Pulmonary Vascular Disorders
The development of thromboembolic disease, pulmonary hypertension, and pulmonary veno-occlusive disease (PVOD) has been described following conventional chemotherapeutic, molecularly targeted, and immune-modulating agents. Increased rates of venous thromboembolism (pulmonary embolism and deep venous thrombosis) have been reported with the ALK inhibitor crizotinib, the Bcr-Abl inhibitor ponatinib, and the vascular endothelial growth factor (VEGF) inhibitors bevacizumab, sunitinib, sorafenib, and pazopanib (17,20,21,22,23). In addition, the angiogenesis inhibitors (thalidomide, lenalidomide, pomalidomide) in combination with steroids, doxorubicin, or BCNU are associated with a 14% to 43% increased risk of thromboembolic events. Other agents, including hormonal therapies, growth factors, and erythropoietic agents, contribute to cancer-associated venous thromboembolism.

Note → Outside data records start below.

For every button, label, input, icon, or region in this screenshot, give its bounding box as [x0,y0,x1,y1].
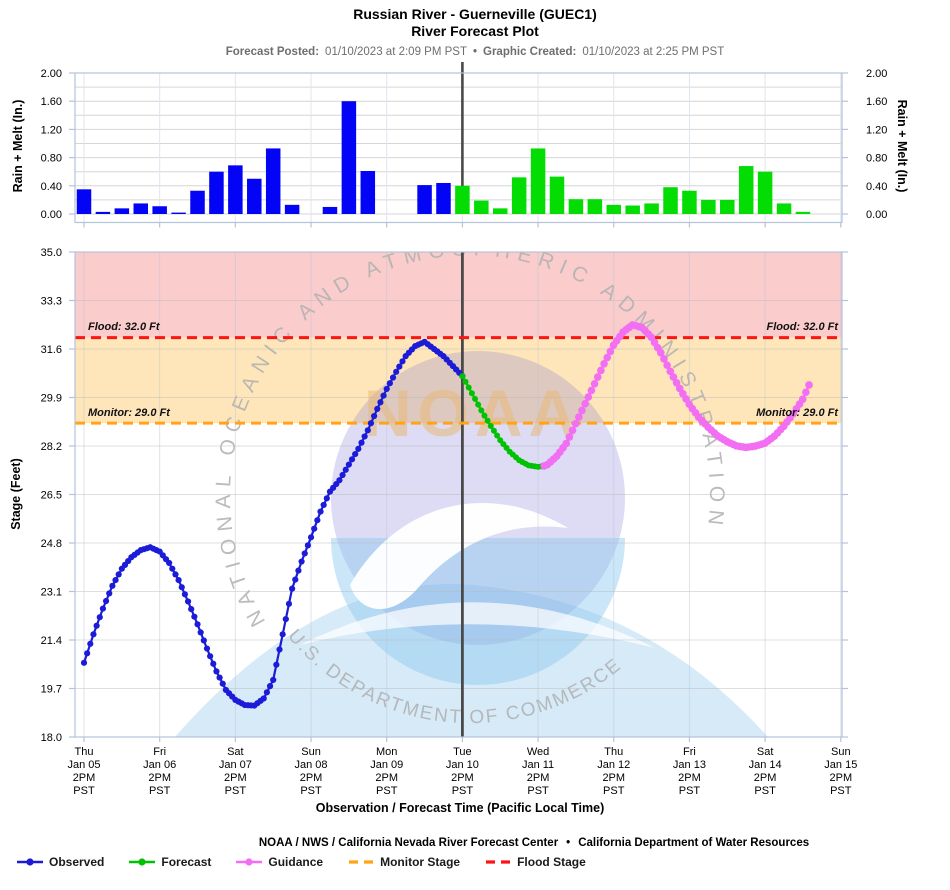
forecast-rain-bars [455,148,811,214]
legend-label: Observed [49,855,105,869]
svg-text:2.00: 2.00 [866,68,887,80]
svg-text:35.0: 35.0 [41,247,62,259]
svg-text:2.00: 2.00 [41,68,62,80]
monitor-band [75,337,842,424]
svg-text:0.80: 0.80 [866,153,887,165]
date-tick-label: Thu Jan 12 2PM PST [597,746,630,797]
monitor-stage-label-right: Monitor: 29.0 Ft [756,407,838,419]
legend-item-flood-stage: Flood Stage [484,855,586,869]
posted-value: 01/10/2023 at 2:09 PM PST [325,46,467,58]
svg-text:0.40: 0.40 [866,181,887,193]
flood-band [75,252,842,338]
legend-label: Forecast [161,855,212,869]
footer-credits: NOAA / NWS / California Nevada River For… [0,837,950,849]
svg-text:33.3: 33.3 [41,296,62,308]
legend-marker-icon [129,858,156,866]
x-axis-title: Observation / Forecast Time (Pacific Loc… [315,801,605,815]
svg-text:1.20: 1.20 [866,124,887,136]
svg-text:26.5: 26.5 [41,490,62,502]
svg-text:23.1: 23.1 [41,587,62,599]
svg-text:21.4: 21.4 [41,635,62,647]
date-tick-label: Sun Jan 15 2PM PST [824,746,857,797]
svg-text:28.2: 28.2 [41,441,62,453]
date-tick-label: Sat Jan 07 2PM PST [219,746,252,797]
date-tick-label: Thu Jan 05 2PM PST [67,746,100,797]
rain-axis-title-left: Rain + Melt (In.) [11,99,25,193]
legend-item-forecast: Forecast [128,855,211,869]
svg-text:1.60: 1.60 [866,96,887,108]
legend-label: Guidance [268,855,324,869]
guidance-series [540,321,813,470]
legend-item-guidance: Guidance [235,855,323,869]
svg-text:0.00: 0.00 [866,209,887,221]
date-tick-label: Tue Jan 10 2PM PST [446,746,479,797]
page-title: Russian River - Guerneville (GUEC1) [353,6,597,22]
chart-legend: Observed Forecast Guidance Monitor Stage Flo… [16,855,586,869]
date-tick-label: Sat Jan 14 2PM PST [749,746,782,797]
svg-text:19.7: 19.7 [41,684,62,696]
monitor-stage-label-left: Monitor: 29.0 Ft [88,407,170,419]
forecast-timestamps: Forecast Posted: 01/10/2023 at 2:09 PM PS… [0,46,950,58]
legend-marker-icon [17,858,43,866]
flood-stage-label-left: Flood: 32.0 Ft [88,321,160,333]
created-label: Graphic Created: [483,46,577,58]
date-tick-label: Mon Jan 09 2PM PST [370,746,403,797]
date-tick-label: Fri Jan 06 2PM PST [143,746,176,797]
observed-rain-bars [76,101,451,214]
date-tick-label: Sun Jan 08 2PM PST [295,746,328,797]
observed-series [80,338,466,709]
svg-text:0.00: 0.00 [41,209,62,221]
rain-chart: 0.00 0.00 0.40 0.40 0.80 0.80 1.20 1.20 1.60 1.60… [41,62,887,228]
legend-item-observed: Observed [16,855,104,869]
legend-label: Flood Stage [517,855,586,869]
river-forecast-plot-svg: 0.00 0.00 0.40 0.40 0.80 0.80 1.20 1.20 1.60 1.60… [41,62,887,797]
flood-stage-label-right: Flood: 32.0 Ft [766,321,839,333]
rain-axis-title-right: Rain + Melt (In.) [895,99,909,193]
date-tick-label: Wed Jan 11 2PM PST [522,746,554,797]
stage-axis-title: Stage (Feet) [9,458,23,530]
svg-text:24.8: 24.8 [41,538,62,550]
date-tick-label: Fri Jan 13 2PM PST [673,746,706,797]
legend-marker-icon [349,860,374,864]
page-subtitle-plot: River Forecast Plot [411,23,539,39]
legend-item-monitor-stage: Monitor Stage [347,855,460,869]
svg-text:31.6: 31.6 [41,344,62,356]
forecast-series [459,373,545,470]
svg-text:18.0: 18.0 [41,732,62,744]
svg-text:0.80: 0.80 [41,153,62,165]
legend-label: Monitor Stage [380,855,461,869]
svg-text:1.20: 1.20 [41,124,62,136]
footer-bullet: • [566,837,571,849]
footer-credit-left: NOAA / NWS / California Nevada River For… [258,837,559,849]
svg-text:NOAA: NOAA [364,376,582,450]
legend-marker-icon [486,860,511,864]
timestamp-separator: • [472,46,478,58]
svg-text:1.60: 1.60 [41,96,62,108]
created-value: 01/10/2023 at 2:25 PM PST [582,46,725,58]
legend-marker-icon [236,858,263,866]
svg-text:0.40: 0.40 [41,181,62,193]
posted-label: Forecast Posted: [225,46,320,58]
footer-credit-right: California Department of Water Resources [578,837,810,849]
svg-text:29.9: 29.9 [41,393,62,405]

The development of pulmonary arterial hypertension (PAH) has been associated with several drugs, including bleomycin, busulfan, BCNU, interferon, and dasatinib. Severe PAH following dasatinib, a multikinase Bcr-Abl tyrosine kinase inhibitor (TKI) is well described. Once dasatinib-associated PAH develops, drug withdrawal without rechallenge is recommended. There have been no reports of PAH following exposure to the more selective Bcr-Abl–targeted TKIs (imatinib and nilotinib), which may be safely used in dasatinib-induced PAH (24,25,26,27). Bleomycin and BCNU have also been implicated in the development of PVOD, an irreversible and often fatal form of pulmonary hypertension that is characterized by fibrous obliteration of pulmonary venules.

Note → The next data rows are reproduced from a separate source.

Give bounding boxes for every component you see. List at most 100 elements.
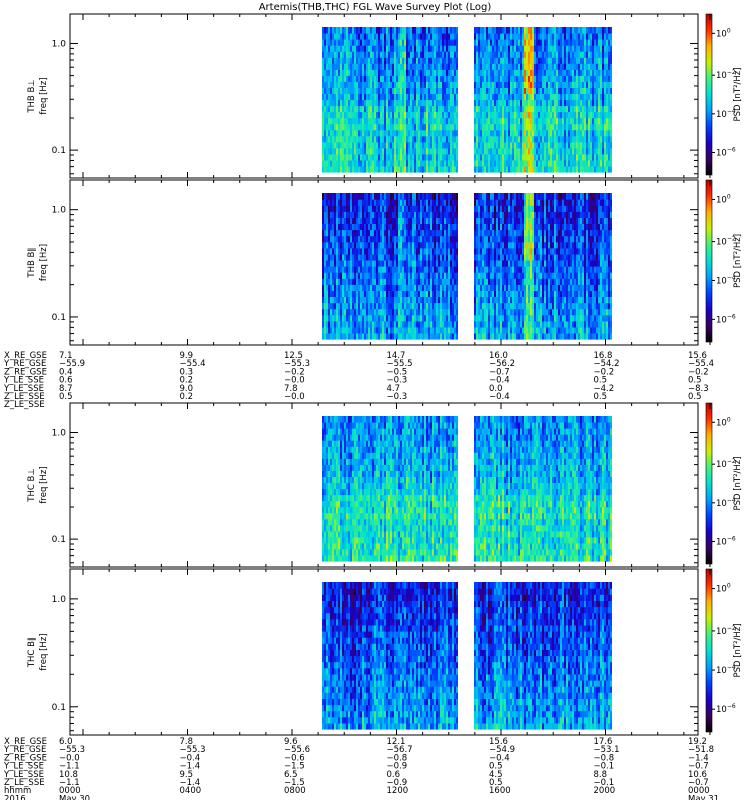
spectrogram-cell — [426, 87, 428, 94]
spectrogram-cell — [358, 81, 360, 88]
spectrogram-cell — [534, 154, 536, 161]
spectrogram-cell — [482, 100, 484, 107]
spectrogram-cell — [588, 33, 590, 40]
spectrogram-cell — [380, 39, 382, 46]
spectrogram-cell — [574, 75, 576, 82]
spectrogram-cell — [338, 278, 340, 285]
spectrogram-cell — [402, 39, 404, 46]
spectrogram-cell — [396, 321, 398, 328]
spectrogram-cell — [556, 33, 558, 40]
spectrogram-cell — [360, 211, 362, 218]
spectrogram-cell — [426, 248, 428, 255]
spectrogram-cell — [550, 57, 552, 64]
spectrogram-cell — [430, 217, 432, 224]
spectrogram-cell — [416, 290, 418, 297]
spectrogram-cell — [490, 75, 492, 82]
spectrogram-cell — [496, 94, 498, 101]
spectrogram-cell — [356, 63, 358, 70]
spectrogram-cell — [426, 199, 428, 206]
spectrogram-cell — [426, 124, 428, 131]
spectrogram-cell — [386, 166, 388, 173]
spectrogram-cell — [604, 106, 606, 113]
spectrogram-cell — [400, 63, 402, 70]
spectrogram-cell — [392, 284, 394, 291]
spectrogram-cell — [390, 112, 392, 119]
spectrogram-cell — [336, 290, 338, 297]
spectrogram-cell — [452, 118, 454, 125]
spectrogram-cell — [490, 106, 492, 113]
spectrogram-cell — [494, 81, 496, 88]
spectrogram-cell — [380, 296, 382, 303]
spectrogram-cell — [402, 142, 404, 149]
spectrogram-cell — [394, 75, 396, 82]
spectrogram-cell — [404, 242, 406, 249]
spectrogram-cell — [550, 160, 552, 167]
spectrogram-cell — [428, 106, 430, 113]
spectrogram-cell — [342, 154, 344, 161]
spectrogram-cell — [520, 87, 522, 94]
spectrogram-cell — [410, 148, 412, 155]
spectrogram-cell — [340, 303, 342, 310]
spectrogram-cell — [344, 112, 346, 119]
spectrogram-cell — [334, 166, 336, 173]
spectrogram-cell — [554, 75, 556, 82]
spectrogram-cell — [604, 124, 606, 131]
spectrogram-cell — [578, 75, 580, 82]
spectrogram-cell — [600, 106, 602, 113]
spectrogram-cell — [450, 148, 452, 155]
spectrogram-cell — [420, 69, 422, 76]
spectrogram-cell — [364, 112, 366, 119]
spectrogram-cell — [364, 94, 366, 101]
spectrogram-cell — [372, 51, 374, 58]
spectrogram-cell — [412, 87, 414, 94]
spectrogram-cell — [342, 112, 344, 119]
spectrogram-cell — [338, 166, 340, 173]
spectrogram-cell — [446, 87, 448, 94]
spectrogram-cell — [402, 248, 404, 255]
spectrogram-cell — [362, 199, 364, 206]
spectrogram-cell — [344, 94, 346, 101]
spectrogram-cell — [598, 63, 600, 70]
spectrogram-cell — [442, 205, 444, 212]
spectrogram-cell — [422, 118, 424, 125]
spectrogram-cell — [392, 199, 394, 206]
spectrogram-cell — [456, 154, 458, 161]
spectrogram-cell — [526, 69, 528, 76]
spectrogram-cell — [334, 63, 336, 70]
spectrogram-cell — [588, 69, 590, 76]
spectrogram-cell — [502, 112, 504, 119]
spectrogram-cell — [450, 303, 452, 310]
spectrogram-cell — [414, 69, 416, 76]
spectrogram-cell — [324, 260, 326, 267]
spectrogram-cell — [598, 75, 600, 82]
spectrogram-cell — [442, 193, 444, 200]
spectrogram-cell — [324, 100, 326, 107]
spectrogram-cell — [566, 118, 568, 125]
spectrogram-cell — [588, 94, 590, 101]
spectrogram-cell — [550, 106, 552, 113]
spectrogram-cell — [350, 160, 352, 167]
spectrogram-cell — [402, 217, 404, 224]
spectrogram-cell — [400, 75, 402, 82]
spectrogram-cell — [424, 193, 426, 200]
spectrogram-cell — [382, 130, 384, 137]
spectrogram-cell — [438, 69, 440, 76]
spectrogram-cell — [388, 160, 390, 167]
spectrogram-cell — [360, 63, 362, 70]
spectrogram-cell — [416, 160, 418, 167]
spectrogram-cell — [382, 236, 384, 243]
spectrogram-cell — [484, 166, 486, 173]
spectrogram-cell — [418, 94, 420, 101]
spectrogram-cell — [398, 266, 400, 273]
spectrogram-cell — [404, 205, 406, 212]
spectrogram-cell — [368, 148, 370, 155]
spectrogram-cell — [430, 112, 432, 119]
spectrogram-cell — [434, 278, 436, 285]
spectrogram-cell — [494, 51, 496, 58]
spectrogram-cell — [450, 94, 452, 101]
spectrogram-cell — [388, 321, 390, 328]
spectrogram-cell — [400, 327, 402, 334]
spectrogram-cell — [420, 160, 422, 167]
spectrogram-cell — [556, 100, 558, 107]
spectrogram-cell — [328, 154, 330, 161]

Drug-Induced Airway Disease
Virtually all chemotherapeutic and targeted agents may trigger an infusion reaction (IR), a sometimes life-threatening acute reaction that may be associated with dry cough, dyspnea, wheezing, chest pain, and hypoxia. Infusion reactions may manifest as IgE-mediated, type 1 hypersensitivity reactions (carboplatin, oxaliplatin, and l-asparaginase) or as anaphylactoid reactions, mediated by cytokine release. The latter reaction is often seen following the administration of many of the monoclonal antibodies (mAbs). Infusion reactions may be triggered by the drug itself or in response to the vehicle in which the drug is formulated. This is particularly true of the taxane class of drugs. For example, paclitaxel is formulated in Cremophor EL, a highly allergenic polyoxyethylated castor oil solvent. Docetaxel is formulated in polysorbate 80. Both vehicles may induce mast cell/basophil activation and subsequent hypersensitivity reaction. Other drugs that are formulated in Cremophor EL (cyclosporine, teniposide, ixabepilone) or polysorbate 80 (etoposide) may trigger similar reactions and should be avoided in patients with a history of IRs following taxane administration (28,29). Histamine receptor antagonists and steroids are recommended as standard prophylaxis prior to taxane administration, which has reduced the incidence of taxane-induced bronchospasm from 30% to 2% (30,31). Infusion reactions may occur within minutes to several hours following drug exposure. Close monitoring during and immediately following drug infusion is critical, as breakthrough IRs may occur despite prophylaxis. Although vinca alkaloids are rarely associated with lung toxicity, severe bronchospasm has been described when these agents are given with concurrent or sequential administration of mitomycin therapy.